Elaine Thompson-Herah will start her 2022 season at the Muller Indoor Grand Prix in Birmingham tomorrow ©Getty Images

Elaine Thompson-Herah, who retained her Olympic 100 and 200 metres titles in Tokyo last summer, will open her season in the Arena Birmingham tomorrow at the Muller Indoor Grand Prix, which features two other Tokyo 2020 champions in Mondo Duplantis and Mariya Lasitskene.

The 29-year-old sprinter, who set Jamaican records of 10.54sec and 21.53 last season that placed her second on the respective 100m and 200m all-time lists, competes over 60m at the fifth of seven World Athletics Indoor Tour Gold meetings scheduled before next month's World Indoor Championships.

Thompson-Herah, the 2021 Female Athlete of the Year, hasn’t raced internationally since last year's Diamond League final in Zurich, but there will be a familiar feel to her opening race on a British track.

Other than her appearances at the World Indoor Championships, she has only raced indoors at Glasgow or Birmingham, with the latter venue seeing her win over 60m in 6.98 in 2017 and 7.13 in 2019.

The women's 60m field includes Switzerland’s world 200m bronze medallist Mujinga Kambundji, who beat Thompson-Herah to world indoor 60m bronze in Birmingham in 2018.

Like Thompson-Herah, Duplantis also has fond memories of the this event - when he last competed in 2020, when it was held in Glasgow, the Swede set his second and current world pole vault record of 6.18 metres.

His opponents will include his predecessor as Olympic champion, Thiago Braz of Brazil, who finished second in last night's meeting at Liévin with a best of 5.81m.

Authorised Neural Athlete Lasitskene, the world and Olympic women's high jump champion, opened her 2022 season with a 1.93m clearance in Banská Bystrica earlier this week in a competition won at 1.99m by Australia’s Eleanor Patterson, who will be in the field.

Meanwhile world champion and Olympic silver medallist Grant Holloway will be defending one of sport’s more remarkable records in the men’s 60 metres hurdles, where he remains unbeaten since 2014, when he was 16.

Holloway, who broke Briton Colin Jackson’s 1994 60m hurdles world record in 2021, clocking 7.29sec, has run twice so far this year, setting the fastest time of the season with his opening effort of 7.37 in New York and lowering it last night in Liévin to 7.35.

Holloway faces a field that includes Britain’s Andrew Pozzi, who won the world indoor title on this track in 2018, world indoor silver medallist and fellow American Jarret Eaton and 2016 Olympic silver medallist Orlando Ortega of Spain.

Noah Lyles, world champion and Olympic bronze medallist at 200m, has another sharpening race over 60m, having recently set a personal best of 6.56 in winning at the New Balance Indoor Grand Prix in New York.
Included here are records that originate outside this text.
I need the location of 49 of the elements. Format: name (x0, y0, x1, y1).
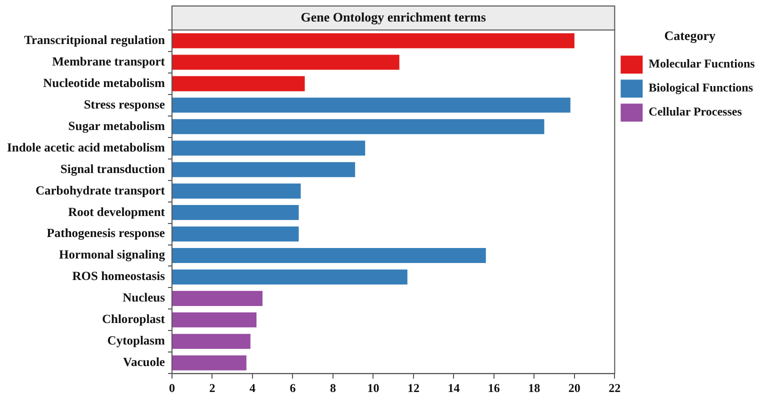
legend-title: Category (664, 28, 716, 43)
bar (172, 334, 250, 349)
bar (172, 355, 246, 370)
chart-title: Gene Ontology enrichment terms (300, 9, 486, 24)
y-tick-label: Transcritpional regulation (24, 32, 165, 47)
y-tick-label: Vacuole (123, 355, 166, 370)
bar (172, 119, 544, 134)
y-tick-label: Sugar metabolism (68, 118, 166, 133)
y-tick-label: Nucleotide metabolism (43, 76, 166, 90)
bar (172, 33, 574, 48)
legend-label: Molecular Fucntions (648, 56, 756, 71)
y-tick-label: Stress response (84, 97, 166, 112)
y-tick-label: Root development (68, 204, 166, 219)
y-tick-label: Cytoplasm (107, 334, 166, 348)
x-tick-label: 6 (290, 380, 296, 395)
bar (172, 162, 356, 178)
x-tick-label: 12 (407, 380, 420, 395)
x-tick-label: 20 (568, 380, 580, 395)
bar (172, 76, 305, 92)
bar (172, 312, 256, 328)
x-tick-label: 14 (448, 380, 460, 395)
bar (172, 54, 400, 70)
x-tick-label: 18 (528, 380, 540, 395)
bar (172, 269, 408, 284)
bar (172, 98, 570, 113)
bar (172, 205, 299, 220)
y-tick-label: Pathogenesis response (46, 226, 166, 240)
y-tick-label: Membrane transport (52, 54, 166, 68)
bar (172, 226, 299, 242)
bar (172, 290, 263, 306)
bar (172, 248, 486, 264)
x-tick-label: 4 (249, 380, 256, 395)
y-tick-label: Indole acetic acid metabolism (6, 140, 166, 154)
x-tick-label: 2 (209, 380, 216, 395)
y-tick-label: Nucleus (122, 290, 166, 305)
x-tick-label: 0 (168, 380, 175, 395)
y-tick-label: ROS homeostasis (72, 269, 166, 284)
legend-label: Biological Functions (648, 80, 754, 95)
bar (172, 140, 366, 156)
y-tick-label: Hormonal signaling (59, 248, 166, 262)
x-tick-label: 22 (608, 380, 621, 395)
x-tick-label: 10 (367, 380, 380, 395)
y-tick-label: Carbohydrate transport (35, 183, 166, 198)
y-tick-label: Signal transduction (60, 162, 166, 176)
legend-label: Cellular Processes (648, 104, 742, 119)
x-tick-label: 16 (488, 380, 500, 395)
x-tick-label: 8 (330, 380, 336, 395)
y-tick-label: Chloroplast (102, 312, 166, 326)
bar (172, 184, 301, 199)
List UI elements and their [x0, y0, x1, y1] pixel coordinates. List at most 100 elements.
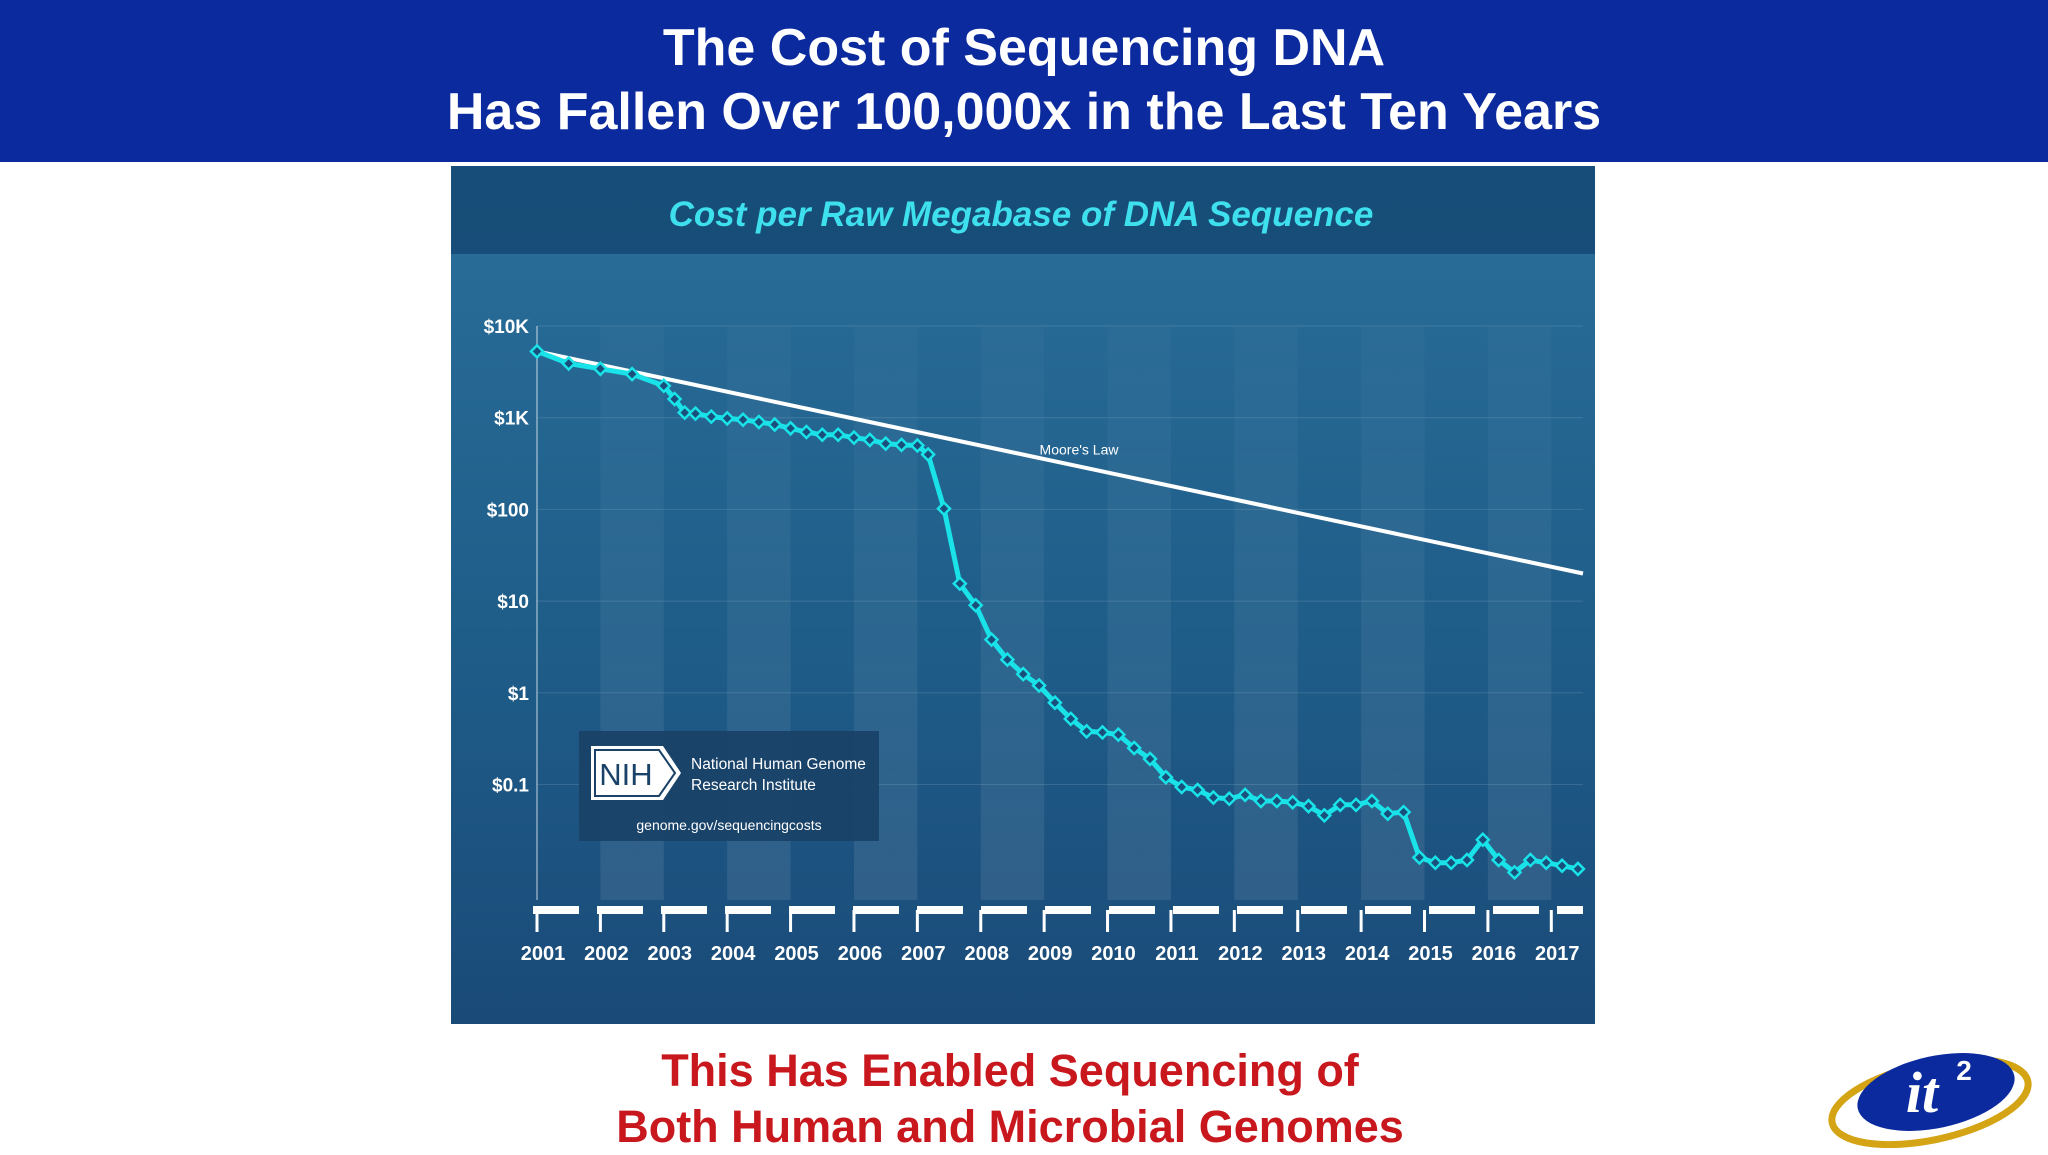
cost-data-point — [936, 500, 952, 517]
cost-data-point — [814, 427, 831, 443]
nih-acronym: NIH — [599, 757, 652, 792]
nih-url: genome.gov/sequencingcosts — [636, 817, 821, 833]
logo-oval-blue — [1857, 1053, 2015, 1131]
year-band — [1107, 326, 1171, 900]
cost-data-point — [967, 597, 984, 614]
cost-data-point — [1411, 849, 1428, 866]
cost-data-point — [999, 651, 1016, 668]
chart-title-bar — [451, 166, 1595, 254]
x-tick-label: 2014 — [1345, 943, 1390, 965]
cost-data-point — [830, 427, 846, 443]
cost-data-point — [560, 355, 577, 372]
cost-data-point — [687, 405, 704, 422]
cost-data-point — [1490, 852, 1507, 868]
y-tick-label: $1 — [508, 684, 530, 705]
chart-title: Cost per Raw Megabase of DNA Sequence — [669, 195, 1374, 234]
cost-data-point — [1142, 751, 1158, 767]
cost-data-point — [529, 343, 545, 360]
cost-data-point — [676, 404, 693, 421]
slide-title-line2: Has Fallen Over 100,000x in the Last Ten… — [446, 83, 1602, 141]
x-tick-label: 2002 — [584, 943, 629, 965]
cost-data-point — [1459, 852, 1475, 868]
it2-logo: it 2 — [1828, 1053, 2032, 1148]
x-tick-label: 2011 — [1155, 943, 1198, 965]
x-tick-label: 2006 — [838, 943, 883, 965]
y-tick-label: $100 — [487, 500, 529, 521]
nih-logo-shape — [591, 746, 681, 800]
y-tick-label: $1K — [494, 409, 529, 430]
x-tick-label: 2010 — [1091, 943, 1136, 965]
cost-data-point — [909, 437, 926, 454]
x-tick-label: 2015 — [1408, 943, 1453, 965]
cost-data-point — [862, 432, 878, 448]
cost-data-point — [1094, 724, 1111, 741]
cost-data-point — [782, 420, 799, 437]
cost-data-point — [1570, 861, 1586, 877]
cost-data-point — [656, 377, 672, 394]
cost-data-point — [1047, 694, 1063, 711]
logo-text: it — [1906, 1060, 1940, 1125]
x-tick-label: 2001 — [521, 943, 566, 965]
cost-data-point — [920, 446, 936, 463]
cost-data-point — [1443, 855, 1459, 871]
cost-data-point — [846, 429, 862, 446]
footer-line1: This Has Enabled Sequencing of — [661, 1045, 1359, 1096]
x-tick-label: 2004 — [711, 943, 756, 965]
cost-data-point — [1253, 793, 1269, 809]
cost-data-point — [592, 361, 609, 377]
cost-data-point — [1395, 804, 1412, 820]
cost-data-point — [1364, 793, 1380, 809]
x-tick-label: 2003 — [648, 943, 693, 965]
y-tick-label: $10K — [484, 317, 530, 338]
cost-data-point — [666, 391, 683, 407]
cost-data-point — [1427, 855, 1444, 871]
cost-data-point — [1506, 864, 1523, 881]
cost-data-point — [983, 631, 1000, 648]
cost-data-point — [624, 366, 640, 382]
cost-data-point — [1110, 726, 1127, 743]
nih-badge: NIH National Human Genome Research Insti… — [579, 731, 879, 841]
slide-footer: This Has Enabled Sequencing of Both Huma… — [420, 1043, 1600, 1155]
cost-data-point — [1522, 852, 1539, 868]
cost-data-point — [1158, 769, 1174, 785]
year-band — [1234, 326, 1298, 900]
cost-series-line — [534, 348, 1581, 875]
x-tick-label: 2017 — [1535, 943, 1580, 965]
x-tick-label: 2007 — [901, 943, 946, 965]
moores-law-line — [536, 349, 1584, 576]
nih-name-line1: National Human Genome — [691, 756, 866, 773]
x-tick-label: 2013 — [1281, 943, 1326, 965]
x-tick-label: 2016 — [1472, 943, 1517, 965]
slide-title-line1: The Cost of Sequencing DNA — [662, 19, 1386, 77]
cost-chart: Cost per Raw Megabase of DNA Sequence $1… — [451, 166, 1595, 1024]
cost-data-point — [719, 410, 735, 427]
cost-data-point — [877, 435, 894, 452]
cost-data-point — [1538, 855, 1554, 871]
cost-data-point — [1205, 789, 1222, 806]
slide-header: The Cost of Sequencing DNA Has Fallen Ov… — [0, 0, 2048, 162]
cost-data-point — [1221, 790, 1238, 807]
cost-data-point — [1189, 782, 1206, 798]
x-tick-label: 2008 — [965, 943, 1010, 965]
cost-data-point — [1015, 666, 1031, 682]
moores-law-label: Moore's Law — [1040, 441, 1120, 457]
cost-data-point — [1379, 805, 1396, 822]
cost-data-point — [1554, 857, 1570, 874]
cost-data-point — [1316, 807, 1333, 824]
cost-data-point — [1332, 797, 1348, 813]
cost-data-point — [703, 408, 720, 425]
nih-name-line2: Research Institute — [691, 777, 816, 794]
cost-data-point — [1031, 677, 1047, 694]
cost-data-point — [766, 416, 783, 433]
x-tick-label: 2012 — [1218, 943, 1263, 965]
x-tick-label: 2009 — [1028, 943, 1073, 965]
year-band — [1487, 326, 1552, 900]
chart-panel: Cost per Raw Megabase of DNA Sequence $1… — [451, 166, 1595, 1024]
cost-data-point — [1063, 711, 1079, 727]
cost-data-point — [1126, 740, 1142, 756]
x-tick-label: 2005 — [774, 943, 819, 965]
logo-superscript: 2 — [1956, 1055, 1972, 1086]
cost-data-point — [952, 575, 968, 592]
year-band — [980, 326, 1045, 900]
footer-line2: Both Human and Microbial Genomes — [616, 1101, 1404, 1152]
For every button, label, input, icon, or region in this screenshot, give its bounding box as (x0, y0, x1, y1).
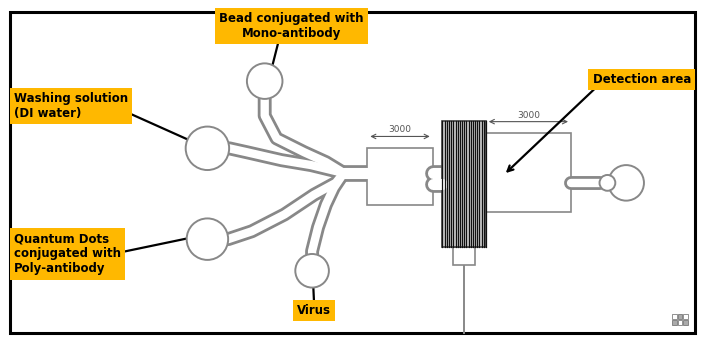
Bar (443, 121, 486, 247)
Bar (678, 320, 683, 325)
Circle shape (296, 254, 329, 288)
Circle shape (608, 165, 644, 201)
Bar (672, 320, 677, 325)
Text: Quantum Dots
conjugated with
Poly-antibody: Quantum Dots conjugated with Poly-antibo… (14, 233, 121, 275)
Bar (683, 320, 688, 325)
Bar (678, 314, 683, 319)
Bar (486, 134, 571, 211)
Circle shape (600, 175, 615, 191)
Text: Washing solution
(DI water): Washing solution (DI water) (14, 92, 128, 120)
Text: 3000: 3000 (517, 111, 540, 120)
Circle shape (247, 63, 283, 99)
Text: Bead conjugated with
Mono-antibody: Bead conjugated with Mono-antibody (219, 12, 363, 40)
Bar (683, 314, 688, 319)
Text: Detection area: Detection area (593, 73, 691, 86)
Circle shape (186, 127, 229, 170)
Text: Virus: Virus (297, 304, 331, 317)
Bar (368, 148, 433, 205)
Bar (672, 314, 677, 319)
Text: 3000: 3000 (388, 126, 411, 135)
Bar (453, 247, 475, 265)
Circle shape (186, 218, 228, 260)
But his American compatriot Ronnie Baker, the world indoor bronze medallist, will start as favourite.

Home fans will be looking out for Britain’s 19-year-old Olympic 800m silver medallist and Diamond League champion Keely Hodgkinson, who will make her season’s debut against a field that includes Natoya Goule, winner in Liévin last night in 1min 58.46sec, a Jamaican record and the fastest time recorded so far this season.

There will be strong British interest too in the men’s 800m, which features Elliot Giles, who has won all but one of his races so far this year.

Giles, whose British record of 1min 43.63 in Torun last February put him second on the all-time list behind Denmark's Wilson Kipketer, will face world 1500m bronze medallist Marcin Lewandowski from Poland, 2019 European indoor champion Alvaro de Arriba of Spain, Kenyan 2020 World Indoor Tour winner Collins Kipruto and Poland’s world indoor champion Adam Kszczot, who is using the current indoor season as a farewell tour before retiring.

The men’s 1500m includes includes Spain’s Adel Mechaal, fifth in the Tokyo 2020 final in 3:30.77, who set a European indoor 3,000m record of 7:30.82 earlier this month.

He faces a strong home challenge from world and Olympic finalist Jake Wightman and world finalist Neil Gourley.

Serbia’s Ivana Vuleta (née Španović), who will seek to retain her world indoor long jump title on the home turf of Belgrade next month, will face European indoor champion Maryna Bekh-Romanchuk of Ukraine and Britain’s 2016 world indoor bronze medallist Lorraine Ugen.